Robert Lee

Biographical details
- Born: March 12, 1968 (age 58) New Roads, Louisiana, U.S.

Playing career

Basketball
- 1986–1990: Nicholls State
- Position: Guard

Coaching career (HC unless noted)
- 1992–1996: Opelousas HS
- 1996–2004: Louisiana–Lafayette (asst.)
- 2004–2010: Louisiana–Lafayette
- 2010–2011: Louisiana–Monroe (asst.)
- 2011–2014: Arkansas–Little Rock (asst.)
- 2015–2016: Morgan City HS

Head coaching record
- Overall: 63–99 (.389) (college) 121–47 (.720) (high school)

Accomplishments and honors

Championships
- Sun Belt West Division (2008)

= Robert Lee (basketball) =

American former basketball coach (born 1968)

Robert Lawrence Lee (born March 12, 1968) is an American former basketball coach. He served as the head men's basketball coach at the University of Louisiana at Lafayette from 2004 to 2010.

==Early life and education==
Born in New Roads, Louisiana, Lee graduated from Catholic High School of Pointe Coupee in New Roads. At Nicholls State University, Lee played under Gordon Stauffer on the Nicholls State Colonels men's basketball team from 1986 to 1990 before becoming a student assistant in the 1990–91 season. As a senior, Lee started all 27 games played and averaged 12.8 points and 2.3 rebounds. Lee completed his bachelor's degree in general studies in May 1991.

==Coaching career==

===Opelousas High School (1991–1996)===
From 1992 to 1996, Lee was head coach at Opelousas High School in Opelousas, Louisiana. In five seasons, Lee had a cumulative 109–29 record.

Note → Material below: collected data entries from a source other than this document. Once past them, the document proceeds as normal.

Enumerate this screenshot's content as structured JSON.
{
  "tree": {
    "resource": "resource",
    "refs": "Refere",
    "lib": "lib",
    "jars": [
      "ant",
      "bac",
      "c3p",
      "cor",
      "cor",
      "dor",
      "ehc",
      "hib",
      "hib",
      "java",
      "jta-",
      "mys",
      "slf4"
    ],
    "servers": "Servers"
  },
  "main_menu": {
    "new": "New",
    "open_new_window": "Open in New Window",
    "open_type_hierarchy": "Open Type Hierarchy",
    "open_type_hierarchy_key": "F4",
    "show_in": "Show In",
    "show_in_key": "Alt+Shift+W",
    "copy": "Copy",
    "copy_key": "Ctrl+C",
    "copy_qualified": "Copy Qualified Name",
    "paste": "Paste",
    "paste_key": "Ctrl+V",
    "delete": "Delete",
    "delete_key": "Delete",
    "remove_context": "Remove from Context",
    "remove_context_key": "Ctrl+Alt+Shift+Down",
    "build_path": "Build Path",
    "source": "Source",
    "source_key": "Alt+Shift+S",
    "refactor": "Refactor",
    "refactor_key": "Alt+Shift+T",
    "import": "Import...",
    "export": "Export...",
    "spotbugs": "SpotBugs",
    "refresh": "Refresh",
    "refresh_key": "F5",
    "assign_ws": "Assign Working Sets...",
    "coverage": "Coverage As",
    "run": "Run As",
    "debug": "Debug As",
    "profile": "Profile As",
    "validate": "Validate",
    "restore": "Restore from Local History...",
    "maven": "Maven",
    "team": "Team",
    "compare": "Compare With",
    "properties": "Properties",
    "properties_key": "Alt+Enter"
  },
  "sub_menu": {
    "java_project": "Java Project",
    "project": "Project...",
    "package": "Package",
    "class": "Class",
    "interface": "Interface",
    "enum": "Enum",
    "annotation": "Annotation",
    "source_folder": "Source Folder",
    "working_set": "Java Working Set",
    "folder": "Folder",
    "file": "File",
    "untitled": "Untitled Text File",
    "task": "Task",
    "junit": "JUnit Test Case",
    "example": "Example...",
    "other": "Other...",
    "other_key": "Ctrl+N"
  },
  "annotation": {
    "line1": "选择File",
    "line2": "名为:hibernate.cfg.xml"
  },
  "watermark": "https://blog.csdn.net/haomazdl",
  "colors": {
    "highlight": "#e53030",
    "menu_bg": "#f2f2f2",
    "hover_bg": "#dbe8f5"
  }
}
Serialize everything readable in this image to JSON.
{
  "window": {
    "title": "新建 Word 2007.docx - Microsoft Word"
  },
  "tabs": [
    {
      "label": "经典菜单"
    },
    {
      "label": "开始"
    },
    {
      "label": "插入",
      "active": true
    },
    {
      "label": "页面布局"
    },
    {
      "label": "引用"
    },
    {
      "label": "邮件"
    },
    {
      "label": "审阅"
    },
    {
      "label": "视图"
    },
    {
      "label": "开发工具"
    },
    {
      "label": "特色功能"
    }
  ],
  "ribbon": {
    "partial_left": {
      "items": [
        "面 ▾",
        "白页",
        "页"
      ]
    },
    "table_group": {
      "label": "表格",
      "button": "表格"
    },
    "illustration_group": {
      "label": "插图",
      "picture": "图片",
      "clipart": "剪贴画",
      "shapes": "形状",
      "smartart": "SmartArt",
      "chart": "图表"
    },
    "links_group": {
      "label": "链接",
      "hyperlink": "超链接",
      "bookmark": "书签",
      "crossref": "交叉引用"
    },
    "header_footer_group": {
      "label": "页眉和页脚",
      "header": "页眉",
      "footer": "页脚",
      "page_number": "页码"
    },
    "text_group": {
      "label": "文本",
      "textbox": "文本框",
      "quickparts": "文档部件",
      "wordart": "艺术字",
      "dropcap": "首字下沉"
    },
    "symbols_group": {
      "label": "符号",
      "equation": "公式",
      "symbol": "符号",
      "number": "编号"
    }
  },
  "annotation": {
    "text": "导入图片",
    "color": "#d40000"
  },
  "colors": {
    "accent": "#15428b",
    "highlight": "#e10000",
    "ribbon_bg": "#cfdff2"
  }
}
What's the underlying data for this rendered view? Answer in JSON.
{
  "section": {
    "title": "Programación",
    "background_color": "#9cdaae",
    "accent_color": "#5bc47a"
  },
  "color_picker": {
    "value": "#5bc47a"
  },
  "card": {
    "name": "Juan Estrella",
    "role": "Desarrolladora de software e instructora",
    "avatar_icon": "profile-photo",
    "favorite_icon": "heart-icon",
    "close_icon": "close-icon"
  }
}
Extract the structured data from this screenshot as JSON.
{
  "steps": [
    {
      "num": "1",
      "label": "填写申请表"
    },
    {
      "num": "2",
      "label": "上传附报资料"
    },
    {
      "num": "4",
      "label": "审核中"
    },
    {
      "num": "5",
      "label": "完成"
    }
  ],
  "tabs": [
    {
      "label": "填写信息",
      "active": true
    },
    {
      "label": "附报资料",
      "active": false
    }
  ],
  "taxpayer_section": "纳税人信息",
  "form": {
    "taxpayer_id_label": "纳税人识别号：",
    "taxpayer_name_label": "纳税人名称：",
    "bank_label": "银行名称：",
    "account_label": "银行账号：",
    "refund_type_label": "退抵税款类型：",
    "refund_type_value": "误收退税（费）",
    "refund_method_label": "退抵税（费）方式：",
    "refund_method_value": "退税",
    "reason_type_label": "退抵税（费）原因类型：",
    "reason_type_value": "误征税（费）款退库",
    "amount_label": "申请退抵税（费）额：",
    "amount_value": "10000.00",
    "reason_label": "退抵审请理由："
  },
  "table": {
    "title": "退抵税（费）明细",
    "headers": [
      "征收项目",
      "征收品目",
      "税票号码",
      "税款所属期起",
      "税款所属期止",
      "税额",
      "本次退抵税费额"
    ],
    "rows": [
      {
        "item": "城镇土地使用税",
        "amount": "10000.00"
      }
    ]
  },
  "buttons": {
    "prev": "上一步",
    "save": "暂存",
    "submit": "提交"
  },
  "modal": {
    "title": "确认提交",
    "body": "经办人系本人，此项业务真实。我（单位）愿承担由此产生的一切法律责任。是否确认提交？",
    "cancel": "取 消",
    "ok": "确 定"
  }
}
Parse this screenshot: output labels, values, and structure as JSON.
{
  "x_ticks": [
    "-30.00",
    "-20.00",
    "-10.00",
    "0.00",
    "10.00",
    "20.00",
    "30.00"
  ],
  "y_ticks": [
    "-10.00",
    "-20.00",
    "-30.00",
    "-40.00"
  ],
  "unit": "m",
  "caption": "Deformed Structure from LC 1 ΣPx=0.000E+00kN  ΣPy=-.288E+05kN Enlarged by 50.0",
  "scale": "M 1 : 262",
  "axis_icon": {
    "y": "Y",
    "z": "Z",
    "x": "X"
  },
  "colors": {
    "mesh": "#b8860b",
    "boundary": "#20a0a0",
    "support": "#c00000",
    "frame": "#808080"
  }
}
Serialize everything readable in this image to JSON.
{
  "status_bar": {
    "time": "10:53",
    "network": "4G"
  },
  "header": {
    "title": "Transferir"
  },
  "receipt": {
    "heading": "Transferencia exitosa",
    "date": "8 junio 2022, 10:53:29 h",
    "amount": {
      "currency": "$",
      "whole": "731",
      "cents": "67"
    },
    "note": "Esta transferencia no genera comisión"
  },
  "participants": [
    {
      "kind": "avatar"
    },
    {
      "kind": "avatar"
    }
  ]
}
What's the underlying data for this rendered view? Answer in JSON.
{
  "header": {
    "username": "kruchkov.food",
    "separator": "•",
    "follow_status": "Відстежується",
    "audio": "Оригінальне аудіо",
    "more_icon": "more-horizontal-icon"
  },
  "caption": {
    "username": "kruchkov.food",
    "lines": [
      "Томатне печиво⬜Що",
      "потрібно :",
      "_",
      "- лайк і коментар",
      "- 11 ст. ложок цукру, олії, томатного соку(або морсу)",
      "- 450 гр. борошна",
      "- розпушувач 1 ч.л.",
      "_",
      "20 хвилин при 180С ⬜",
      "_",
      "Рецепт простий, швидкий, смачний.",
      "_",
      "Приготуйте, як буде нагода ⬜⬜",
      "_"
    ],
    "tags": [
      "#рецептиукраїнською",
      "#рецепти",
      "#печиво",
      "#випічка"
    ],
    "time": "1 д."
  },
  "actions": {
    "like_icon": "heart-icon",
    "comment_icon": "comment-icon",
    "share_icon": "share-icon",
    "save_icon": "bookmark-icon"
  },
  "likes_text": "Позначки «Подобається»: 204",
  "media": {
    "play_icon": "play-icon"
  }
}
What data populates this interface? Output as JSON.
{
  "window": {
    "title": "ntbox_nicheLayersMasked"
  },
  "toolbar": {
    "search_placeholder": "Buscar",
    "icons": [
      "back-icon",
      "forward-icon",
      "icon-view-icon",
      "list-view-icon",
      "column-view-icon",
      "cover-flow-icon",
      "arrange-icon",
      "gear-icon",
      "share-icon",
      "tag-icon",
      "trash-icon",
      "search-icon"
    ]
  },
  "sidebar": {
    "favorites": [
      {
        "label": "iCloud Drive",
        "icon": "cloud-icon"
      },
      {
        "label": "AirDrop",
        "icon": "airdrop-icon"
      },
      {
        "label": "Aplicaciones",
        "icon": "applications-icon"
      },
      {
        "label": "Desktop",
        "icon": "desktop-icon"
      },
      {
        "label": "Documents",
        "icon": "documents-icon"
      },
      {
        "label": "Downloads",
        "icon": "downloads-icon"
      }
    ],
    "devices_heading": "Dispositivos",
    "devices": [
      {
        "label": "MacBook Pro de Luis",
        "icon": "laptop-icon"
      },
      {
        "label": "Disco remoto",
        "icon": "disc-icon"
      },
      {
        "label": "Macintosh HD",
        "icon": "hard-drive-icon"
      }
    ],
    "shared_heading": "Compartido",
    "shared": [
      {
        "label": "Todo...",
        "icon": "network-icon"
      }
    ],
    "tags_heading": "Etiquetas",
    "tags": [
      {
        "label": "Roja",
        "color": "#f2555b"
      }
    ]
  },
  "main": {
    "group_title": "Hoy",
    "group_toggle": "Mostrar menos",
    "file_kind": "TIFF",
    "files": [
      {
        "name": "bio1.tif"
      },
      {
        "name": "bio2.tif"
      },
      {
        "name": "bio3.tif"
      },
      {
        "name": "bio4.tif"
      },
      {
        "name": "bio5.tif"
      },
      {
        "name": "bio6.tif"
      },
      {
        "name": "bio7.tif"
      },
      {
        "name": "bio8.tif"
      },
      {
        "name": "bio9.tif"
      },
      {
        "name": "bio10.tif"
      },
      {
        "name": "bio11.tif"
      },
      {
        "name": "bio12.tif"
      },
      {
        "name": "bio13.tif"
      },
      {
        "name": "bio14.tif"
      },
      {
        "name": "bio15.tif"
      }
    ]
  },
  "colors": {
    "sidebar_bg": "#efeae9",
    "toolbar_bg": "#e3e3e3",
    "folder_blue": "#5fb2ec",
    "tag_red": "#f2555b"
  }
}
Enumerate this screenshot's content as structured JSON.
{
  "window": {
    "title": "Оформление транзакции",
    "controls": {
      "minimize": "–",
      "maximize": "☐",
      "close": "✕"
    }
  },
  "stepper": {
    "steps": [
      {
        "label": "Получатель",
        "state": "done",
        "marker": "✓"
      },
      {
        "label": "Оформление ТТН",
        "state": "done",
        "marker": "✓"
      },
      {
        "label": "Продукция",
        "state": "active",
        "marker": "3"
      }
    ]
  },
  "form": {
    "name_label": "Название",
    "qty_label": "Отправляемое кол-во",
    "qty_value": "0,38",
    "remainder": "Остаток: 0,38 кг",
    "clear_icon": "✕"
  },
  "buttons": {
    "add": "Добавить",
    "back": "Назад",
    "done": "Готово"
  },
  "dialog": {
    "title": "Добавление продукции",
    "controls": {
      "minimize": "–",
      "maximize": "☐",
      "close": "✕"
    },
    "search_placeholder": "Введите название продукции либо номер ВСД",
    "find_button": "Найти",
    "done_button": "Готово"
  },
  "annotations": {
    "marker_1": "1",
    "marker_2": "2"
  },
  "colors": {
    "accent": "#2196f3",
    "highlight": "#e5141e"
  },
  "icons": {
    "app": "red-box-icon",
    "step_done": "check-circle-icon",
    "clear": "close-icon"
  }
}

===Louisiana–Lafayette assistant and head coach (1996–2010)===
From 1996 to 2004, Lee was an assistant coach at Louisiana–Lafayette under Marty Fletcher and Jessie Evans. During those years, Louisiana–Lafayette won the Sun Belt tournament in 2000 with an automatic qualification to the NCAA tournament, along with two NIT appearances and two Sun Belt West Division championships in 2002 and 2003.

On August 17, 2004, Lee was promoted to head coach. This followed the firing of Glynn Cyprien over resume issues.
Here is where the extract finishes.